Does the facility honor religious practices of its residents?

“Everyone has their own needs and each facility has a responsibility to meet those needs and be flexible,” said Spiegel. “It’s very important to know that they have care plans so you know you’re loved one is taken care of ... When you’re elderly and fragile you need that help.”

Spiegel also mentioned the importance of how comfortable the facility can make the resident feel, a tough thing to do when they’re living with doctors and nurses.

“Most of our residents are over 80, and we do as much as we can to get them back to their status and back home,” Speigel said referring to short-term care patients. “Everyone wants to be home if they can be. We outline goals and see if they can be met safely. That’s primary.”

Speaking with staff

When paying a visit to the facility, make sure to sit down and meet with those who potentially could be interacting with your loved one on a daily basis.

“Families considering senior living should speak with the key leadership when visiting, including the executive director, events and activities director and healthcare and nursing management to get a picture of care and service approaches,” said John Hartmayer, senior vice president of Atria Senior Living, which has locations in Forest Hills and Kew Gardens.

Facilities typically have a wide-ranging staff that your loved one will encounter in his or her everyday life. Although it may be impossible to meet the entire staff, it would be wise to sit down and speak with as many representatives as possible before making any important decisions. Nursing homes usually have health teams consisting of physicians, nurses, therapists, dieticians, social workers and service workers, as well as admissions department teams, recreational directors, volunteers and more.

“It’s also important for searching families to ask providers about quality, including their internal quality measures, not to mention the tenure of its leadership team and longevity of its staff,” said Hartmayer.

Setting goals with the staff for your loved one is critical — can the facility aid, and provide the means, for your loved one to get the care he or she needs?

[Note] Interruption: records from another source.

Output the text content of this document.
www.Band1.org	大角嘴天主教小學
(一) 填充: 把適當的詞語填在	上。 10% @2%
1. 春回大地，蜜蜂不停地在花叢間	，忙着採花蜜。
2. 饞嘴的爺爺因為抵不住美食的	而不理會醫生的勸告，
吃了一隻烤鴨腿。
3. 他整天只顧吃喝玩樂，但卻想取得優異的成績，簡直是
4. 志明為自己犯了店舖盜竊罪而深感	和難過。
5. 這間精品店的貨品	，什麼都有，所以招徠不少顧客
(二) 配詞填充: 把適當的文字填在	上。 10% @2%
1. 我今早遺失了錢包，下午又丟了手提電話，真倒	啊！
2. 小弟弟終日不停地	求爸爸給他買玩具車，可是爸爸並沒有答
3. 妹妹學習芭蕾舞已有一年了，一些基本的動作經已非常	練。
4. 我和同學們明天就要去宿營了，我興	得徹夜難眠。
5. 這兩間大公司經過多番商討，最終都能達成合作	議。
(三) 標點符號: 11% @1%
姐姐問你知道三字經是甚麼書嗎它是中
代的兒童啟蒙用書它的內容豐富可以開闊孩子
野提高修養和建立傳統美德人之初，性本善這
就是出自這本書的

Hartmayer and the Atria community believe that creating a comfortable and positive environment leads to accomplishment and healing, and that the environment is a direct reflection of the staff.

“A growing body of research shows that those who live in a caring, connected environment enjoy greater health and well-being than those who are isolated,” Atria’s mission states, a vital aspect to consider when choosing a nursing home.